Il lui expliqua qu’il n’y avait qu’un seul Dieu en trois personnes, le Père, le Fils et le Saint-Esprit, que tous trois sont parfaits, invisibles, incorruptibles, immortels et éternels ; que la puissance et la création de toutes choses sont attribuées en particulier au Père ; qu’au Fils est attribuée spécialement la sagesse, et qu’il s’est fait vraiment homme, et qu’il est égal au Père quoique engendré de lui ; que le Saint-Esprit procède du Père et du Fils et est la source de toute sainteté ; Trinité parfaite, sans division ni inégalité, qui a toujours été et sera toujours immuable et invariable.
Après avoir expliqué ces doctrines et d’autres très élevées, la vision disparut et Grégoire écrivit immédiatement les choses qu’il avait apprises et les enseigna constamment dans son Église, sans jamais cesser de remercier la Sainte Vierge qui l’avait instruit d’une manière si prodigieuse.
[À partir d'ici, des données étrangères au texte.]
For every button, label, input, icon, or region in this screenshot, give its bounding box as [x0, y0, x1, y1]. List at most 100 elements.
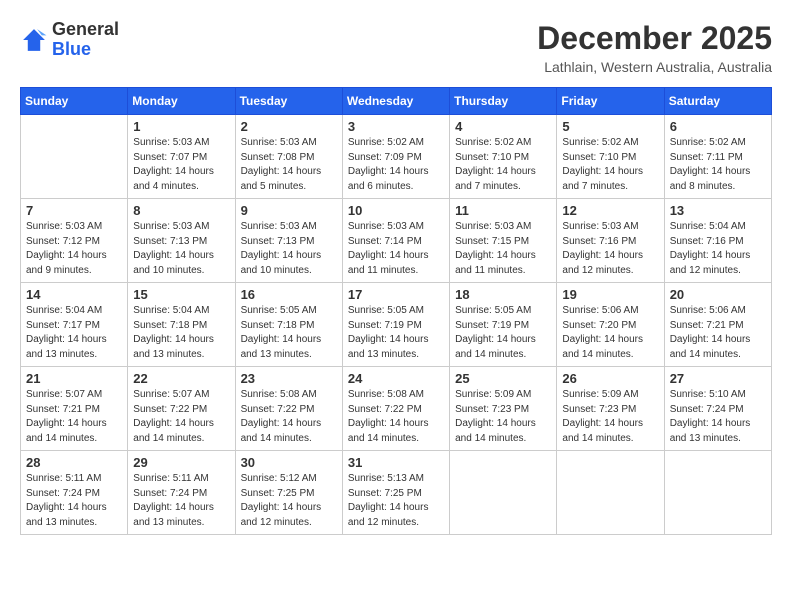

Si Marie s’est révélée une aide prodigieuse pour les chrétiens en faveur de la foi catholique, Dieu montre combien sont terribles les châtiments infligés à ceux qui blasphèment contre la foi. Nous en voyons la preuve dans la fin fatale de Nestorius, évêque de Constantinople. Il avait nié que la Vierge Marie était la mère de Dieu.
Les graves scandales provoqués par sa prédication incitèrent le souverain pontife, appelé Célestin Ier, à examiner la doctrine de l’hérésiarque, qu’il trouva erronée et pleine d’impiété. Le pontife commença par l’admonester avec patience, puis le menaça de le séparer de l’Église s’il n’abjurait pas ses erreurs.
L’obstination de Nestorius obligea le pape à convoquer un concile de plus de 200 évêques dans la ville d’Éphèse, présidé par saint Cyrille en tant que légat du pape. Ce concile, qui était le troisième concile œcuménique, s’est réuni en l’an de grâce 431.
Les erreurs de Nestorius furent frappées d’anathèmes, mais l’auteur ne se convertit pas, mais devint plus obstiné. Il fut donc déposé de son siège, exilé en Égypte où, après de nombreuses tribulations, il tomba entre les mains d’une bande de brigands. En raison de son exil, de sa pauvreté, de son abandon, d’une chute de cheval et de son âge avancé, il souffrit de douleurs atroces. Enfin, son corps vivant se décomposa et sa langue, organe de tant de blasphèmes, se décomposa et fut rongé par les vers.
Ainsi mourut celui qui avait osé proférer tant de blasphèmes contre l’auguste Mère du Sauveur.